No better place to plant a festival of outdoor piano performance than San Francisco Botanical Garden in Golden Gate Park. Among the diversity of flowers, plants, and trees, Flower Piano, in its expanded ninth season, hosted a variety of approaches to music and to the keyboard, showcased on a dozen pianos in a variety of al fresco settings across the Botanical Garden’s 55 acres. This reviewer sampled several during the festival’s opening weekend, Sept. 13–15.

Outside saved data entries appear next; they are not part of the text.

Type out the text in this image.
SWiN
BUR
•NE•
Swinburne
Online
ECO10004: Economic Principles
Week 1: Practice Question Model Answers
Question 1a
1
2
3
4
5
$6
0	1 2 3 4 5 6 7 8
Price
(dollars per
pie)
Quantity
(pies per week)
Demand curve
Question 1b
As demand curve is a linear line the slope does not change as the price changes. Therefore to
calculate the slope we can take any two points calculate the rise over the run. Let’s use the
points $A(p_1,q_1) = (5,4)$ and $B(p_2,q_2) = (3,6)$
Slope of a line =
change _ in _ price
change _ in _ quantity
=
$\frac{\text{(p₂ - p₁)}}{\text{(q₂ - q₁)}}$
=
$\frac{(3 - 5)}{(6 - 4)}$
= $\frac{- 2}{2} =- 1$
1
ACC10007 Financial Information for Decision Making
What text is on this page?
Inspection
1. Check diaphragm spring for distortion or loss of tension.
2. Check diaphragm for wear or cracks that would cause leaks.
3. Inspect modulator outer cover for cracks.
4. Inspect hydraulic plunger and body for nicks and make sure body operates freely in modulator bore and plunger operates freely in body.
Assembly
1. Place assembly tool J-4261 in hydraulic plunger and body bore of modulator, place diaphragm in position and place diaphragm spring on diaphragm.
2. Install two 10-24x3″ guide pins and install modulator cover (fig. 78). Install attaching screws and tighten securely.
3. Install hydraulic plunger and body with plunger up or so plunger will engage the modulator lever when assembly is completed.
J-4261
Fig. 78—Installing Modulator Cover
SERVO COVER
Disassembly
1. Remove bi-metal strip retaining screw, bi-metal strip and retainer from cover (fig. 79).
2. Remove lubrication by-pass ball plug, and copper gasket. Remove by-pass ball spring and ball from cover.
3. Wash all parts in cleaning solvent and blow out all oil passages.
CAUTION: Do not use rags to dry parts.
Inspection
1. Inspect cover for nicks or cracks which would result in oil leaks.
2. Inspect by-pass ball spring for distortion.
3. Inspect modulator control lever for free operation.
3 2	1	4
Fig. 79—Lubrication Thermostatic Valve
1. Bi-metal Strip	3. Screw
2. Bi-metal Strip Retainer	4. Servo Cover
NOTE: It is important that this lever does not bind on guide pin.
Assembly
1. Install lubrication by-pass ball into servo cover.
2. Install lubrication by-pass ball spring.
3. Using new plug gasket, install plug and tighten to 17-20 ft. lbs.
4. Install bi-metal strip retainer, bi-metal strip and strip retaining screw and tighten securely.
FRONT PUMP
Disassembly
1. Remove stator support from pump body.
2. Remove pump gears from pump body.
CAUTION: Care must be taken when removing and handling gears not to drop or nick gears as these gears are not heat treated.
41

Portland, Oregon-based composer Kennedy Verrett, profiled by SF Classical Voice in April 2022 ahead of his site-specific performances at Joshua Tree National Park, created a similar homage to Golden Gate Park here. On Friday afternoon, from a Yamaha baby grand in the Botanical Garden’s Redwood Grove, Verrett, dressed in a net shirt and distressed jeans, presented Soundcheck, an original composition in three parts, dedicated to the grove, the park’s Conservatory of Flowers, and the Japanese Tea Garden. Performing in nature, he explained, “means that we have to get permission from the elements and to invite them in.”
Accordingly, there were moments when Verrett appeared to be responding musically to birdsong, as well as to the sounds of a bassoon, a bass flute, and a double bass, situated out of sight of the audience, which was seated on benches. Verrett’s composition, depending on silence as much as sound, was so naturally inclusive that it seemed to incorporate the occasional car horn and the susurration of traffic from nearby Lincoln Way. He took a lyrical, often arpeggiated, sometimes pentatonic approach to melody and deployed a range of extended techniques: muting the piano’s strings, playing them like a harp while standing, and percussing the piano case.
During the next hour, in the Zellerbach Garden, a five-minute walk north of the Redwood Grove, Ensemble San Francisco presented a more traditional chamber program to a crowd variously arrayed along pathways, at the sides of and behind the stone terrace stage, and seated or lying across a large lawn. Cello, viola, and violin were positioned in front of the Kawai baby grand, which bore a sign: “Please respect the piano.” The musicians, visibly and audibly responsive to each other, performed Mozart vibrantly, suiting the midafternoon sunshine. They then offered a quartet by French composer Mel Bonis, late-Romantic and emotionally forthright, capable of entrancing lovers strolling along any nearby lane.
Closing out Saturday’s lineup, Lavay Smith & Her Red Hot Skillet Lickers were booked at the Flower Piano Lounge, just inside the main entrance, the only ticketed venue at the festival (otherwise free with admission to the Botanical Garden). It’s the largest stage at Flower Piano, here accommodating vocalist Smith and her eight-piece band. Fans arrived early to secure the best of the 100 or so folding chairs arranged in rows; food and drink were also available.
A much-loved entertainer with an inspiring smile and a clarion voice, Smith began the hour-and-a-half set with the tunes “I Love Being Here With You” and “Alone Together,” then made her way through the blues, jazz, country, and gospel chapters of the Great American Songbook. Her husband and longtime musical partner, Chris Siebert, often heard on the Hammond B-3 organ at San Francisco’s Royal Cuckoo Organ Lounge, deployed the crisper attack of the Yamaha piano to great effect, with the horns echoing and accompanying Smith’s sass, inspiring her to doff her faux fur coat and countermanding the cooling weather.
The majority of the event’s dozen pianos were designated for brief impromptu performances by visitors of any age and degree of musical training. The northernmost piano, a Kawai baby grand in the Ancient Plant Garden, gave Kathleen Li and Claire Lai a place to play four-hands early on Sunday afternoon. They’d hoped to be on the official schedule but were too late to register with Flower Piano and will try sooner next year.
After a couple more drop-in performances, Eric Shifrin arrived for his scheduled slot at 1 p.m. The charm and intimacy of the venue perfectly suited Shifrin, a performer whose delight in making and sharing music is contagious. “Poinciana” and “Willow Weep for Me” were well-chosen arboreal openers. A tangoed take on “Bésame Mucho” had the pianist shouting “Tequila!” during the break, and he introed “Love for Sale” by announcing, “We’re giving it away free today.” The eclectic set list also embraced Jelly Roll Morton, New Orleans boogie, Mal Waldron, and several of Shifrin’s own “portrait songs,” dedicated to his grandson, his wife, and a favorite piano student.
The Sunday audience seemed larger and more diverse. Surrounding Shifrin were entwined young couples, babies in strollers, and seniors summoned to sing along to a rousing version of “I Left My Heart in San Francisco.” You can get yours to Flower Piano next year if you missed it this time around.